September 22, 1975 | San Francisco
An accountant and divorced mother of four, she was fired from her job at Ford on Sept. 22, 1975, as she was leaving the president after a speech at the St. Francis Hotel in downtown San Francisco.
The single shot she fired from her .38-caliber revolver missed a few feet after Oliver Sipple, a disabled Vietnam War veteran, grabbed Ford’s arm and pulled him down.
San Francisco police have dealt with Moore in the past and viewed her as a potential threat to the president.
Two days before the assassination attempt, she was arrested on the street with a .44 caliber revolver in her purse and boxes of ammunition in her car.
Police notified the Secret Service, who questioned her and released her. Less than 48 hours later, she bought a .38-caliber gun from a friend and took up position among a crowd of several thousand people outside St. Francis Church and attempted the history-making shooting.

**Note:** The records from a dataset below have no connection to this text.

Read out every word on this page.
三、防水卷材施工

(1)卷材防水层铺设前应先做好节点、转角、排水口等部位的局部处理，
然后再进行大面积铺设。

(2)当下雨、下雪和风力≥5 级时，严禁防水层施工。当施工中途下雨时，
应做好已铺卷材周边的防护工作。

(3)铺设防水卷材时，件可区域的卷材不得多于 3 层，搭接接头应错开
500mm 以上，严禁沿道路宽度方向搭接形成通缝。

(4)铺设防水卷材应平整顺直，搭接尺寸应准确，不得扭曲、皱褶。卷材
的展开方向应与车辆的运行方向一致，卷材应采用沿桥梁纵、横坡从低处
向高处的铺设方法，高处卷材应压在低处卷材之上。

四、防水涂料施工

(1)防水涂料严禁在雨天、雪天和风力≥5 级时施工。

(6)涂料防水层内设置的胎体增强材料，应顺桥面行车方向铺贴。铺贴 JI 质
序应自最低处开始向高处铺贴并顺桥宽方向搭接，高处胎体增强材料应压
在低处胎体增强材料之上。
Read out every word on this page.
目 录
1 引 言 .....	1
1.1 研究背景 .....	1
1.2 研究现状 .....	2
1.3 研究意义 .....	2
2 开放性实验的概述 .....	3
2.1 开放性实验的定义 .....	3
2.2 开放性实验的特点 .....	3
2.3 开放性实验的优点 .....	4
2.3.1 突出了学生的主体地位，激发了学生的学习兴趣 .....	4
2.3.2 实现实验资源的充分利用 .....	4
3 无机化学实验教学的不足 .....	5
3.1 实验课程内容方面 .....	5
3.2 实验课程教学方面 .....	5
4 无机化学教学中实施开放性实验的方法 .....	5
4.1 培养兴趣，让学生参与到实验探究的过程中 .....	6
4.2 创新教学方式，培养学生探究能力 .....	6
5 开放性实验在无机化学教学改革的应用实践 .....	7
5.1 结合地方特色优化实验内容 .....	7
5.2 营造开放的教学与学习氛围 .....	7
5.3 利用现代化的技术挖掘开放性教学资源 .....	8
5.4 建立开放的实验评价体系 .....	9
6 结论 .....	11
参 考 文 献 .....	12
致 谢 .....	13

Moore had received psychiatric treatment before shooting Ford, and her lawyers had prepared an insanity defense. She pleaded guilty over her lawyers’ objections.
After receiving his sentence, Moore expressed mixed feelings about his actions.
“Do I regret trying?” she said. “Yes and no. Yes, because it accomplished very little except ruin the rest of my life. … And no, I don’t regret trying, because at the time it seemed like the right expression of my anger.”
Sipple, a former Marine who subdued her, said the public attention the heroic act had drawn had ruined his life.
Sipple, a Marine veteran on a disability pension, was gay, a fact his family did not know until it was made public in the newspaper.
He sued seven newspapers, including The Times, for $15 million for invasion of privacy, but a judge dismissed the lawsuit. Sipple died in 1989 at age 47. He was in poor health and had been drinking heavily.
That year, he said he would be “forever grateful” for the actions of the former Marines who thwarted the assassination.
“I deeply regret the issues that have arisen for him since this incident,” Ford wrote in a letter to “Friends of Oliver Sipple” dated Feb. 14. “I was saddened to learn of the circumstances of his death.”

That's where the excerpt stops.